Meanwhile: How Tom Luke said ’never again’ By Shashi Tharoor
Whenever I think of Auschwitz - or Birkenau, or Mauthausen, or Theresien stadt, the names that, in this season of Holocaust remembrance, are coming back to haunt us from 60 years ago - I think of a retired Australian United Nations official called Tom Luke.
Tom wasn’t born Australian, and he wasn’t born Tom Luke. He was born Tomas Lowenbach in 1926 into a bourgeois Jewish family in Hronov, in what was then Czechoslovakia. When the Nazis occupied his country, Tom was expelled from school and put to work as a laborer. In 1942, with his parents and little sister, Tom was sent to the concentration camp of Theresienstadt. Birkenau followed; then Auschwitz, where his mother and sister were murdered; finally, in January 1945, the death march to Mauthausen, when Auschwitz was evacuated by the retreating German Army. Exhausted, sick, several times close to death, Tom survived.
When the American soldiers liberated him, Tom began a two-year stint in various hospitals, battling for his life. He won, but normal life would not last long; in 1948 the Communists seized power and within weeks tossed the outspoken idealist in jail. This time Tom had no plans to remain behind bars. With his father, his sole surviving
relative from an extended clan of over 60, Tom escaped from Czechoslovakia. In 1949 the pair migrated to Australia.
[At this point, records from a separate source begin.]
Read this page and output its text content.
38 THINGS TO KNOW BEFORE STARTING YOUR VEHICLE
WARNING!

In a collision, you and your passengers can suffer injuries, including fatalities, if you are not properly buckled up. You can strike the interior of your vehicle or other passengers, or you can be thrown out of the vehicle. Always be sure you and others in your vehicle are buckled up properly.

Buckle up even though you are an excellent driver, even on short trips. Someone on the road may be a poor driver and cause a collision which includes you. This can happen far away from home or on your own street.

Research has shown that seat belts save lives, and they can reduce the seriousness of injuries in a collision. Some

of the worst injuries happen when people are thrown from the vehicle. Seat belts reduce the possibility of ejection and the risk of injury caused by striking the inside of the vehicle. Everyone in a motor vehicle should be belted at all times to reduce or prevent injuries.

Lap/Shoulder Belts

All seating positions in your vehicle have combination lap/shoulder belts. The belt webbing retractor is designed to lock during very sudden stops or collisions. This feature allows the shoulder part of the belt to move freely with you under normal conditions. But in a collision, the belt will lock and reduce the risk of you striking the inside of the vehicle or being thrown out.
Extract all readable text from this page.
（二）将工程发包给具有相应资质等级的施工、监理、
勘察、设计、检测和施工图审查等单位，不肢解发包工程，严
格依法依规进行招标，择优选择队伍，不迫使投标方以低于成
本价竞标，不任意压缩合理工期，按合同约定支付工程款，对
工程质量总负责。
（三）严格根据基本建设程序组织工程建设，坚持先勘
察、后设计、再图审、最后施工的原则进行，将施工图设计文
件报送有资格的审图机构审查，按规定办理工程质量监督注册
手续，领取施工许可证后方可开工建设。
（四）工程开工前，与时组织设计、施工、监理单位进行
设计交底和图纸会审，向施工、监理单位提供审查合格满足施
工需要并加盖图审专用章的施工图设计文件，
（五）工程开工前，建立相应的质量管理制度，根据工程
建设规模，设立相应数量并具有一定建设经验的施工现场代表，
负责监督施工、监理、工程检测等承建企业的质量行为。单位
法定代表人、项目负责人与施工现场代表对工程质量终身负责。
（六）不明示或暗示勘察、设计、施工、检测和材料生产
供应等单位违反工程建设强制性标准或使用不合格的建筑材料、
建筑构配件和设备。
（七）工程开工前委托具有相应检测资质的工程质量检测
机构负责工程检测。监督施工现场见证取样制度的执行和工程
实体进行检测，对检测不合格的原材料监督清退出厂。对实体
Tom’s next decade was spent supporting himself through manual labor, acquiring an education and a new identity. And when the time came to decide what profession he would devote his learning to, he joined the organization that had emerged, like himself, from the ashes of war and holocaust - the United Nations.
When I first met Tom, he was more than halfway through a 28-year career with the UN working for developing countries and then for refugees. Slight of build, good-looking, with a quirky sense of humor, meticulous about his work, he did not strike me as someone who had endured unimaginable horrors. But one day I saw him in his shirtsleeves, the indelible blackish-green numbers of the concentration camp inmates tattooed on to his arm. Gradually - for Tom is a reticent man - I pieced together his story.
He did not like to tell it. For him the past was only relevant as a guide to the future, as instruction and warning. The values and principles of the United Nations were his own; they had been forged in the same crucible. The work he was doing for the UN was to ensure that what happened to millions like him could not happen again. He toiled for refugees because he had been one himself, but the lessons of his life went beyond that. He could not abide racism of any sort.
Nor could he abide tyranny or the abridgment of the democratic freedoms he had had to flee his country to enjoy. While in Mauthausen he had repeatedly been saved from certain death not by a fellow Jew but by a Czech political prisoner, a former primary school teacher.
That basic human decency was a powerful example in itself, but it also confirmed his admiration for political dissidents anywhere. He made contributions to Solidarity in Poland, traveling there privately in the early 1980s to see how he could help. When Vaclav Havel began his velvet revolution in Prague, Tom, at great personal and professional risk, smuggled printing and publishing equipment into Czechoslovakia to aid the underground press there. He saw no contradiction with his role as a United Nations official, sworn to uphold the rights of its member states. The ideals he was defending were those of the United Nations Charter, drawn up by men and women for whom "never again" was more than a slogan.
Tom is retired and lives in Geneva with his wife. He says he is mildly disillusioned with humanity, and so pleasantly surprised by the acts of courage and decency of which human beings sometimes prove capable. His biggest challenge, he adds with a smile, is learning to live with a deteriorating body. He never mentions the years when his challenge was learning to live at all.
When the United Nations commemorated the 60th anniversary of the liberation of Auschwitz, Tom’s health would not permit him to travel to New York for the ceremony. He could not have stood at the event, but what Tom Luke stood for is embedded in the foundations of the UN.
Shashi Tharoor is Under-Secretary-General for Communications and Public Information. He is also the author of eight books as well as numerous articles.
Reproduced by permission of the author.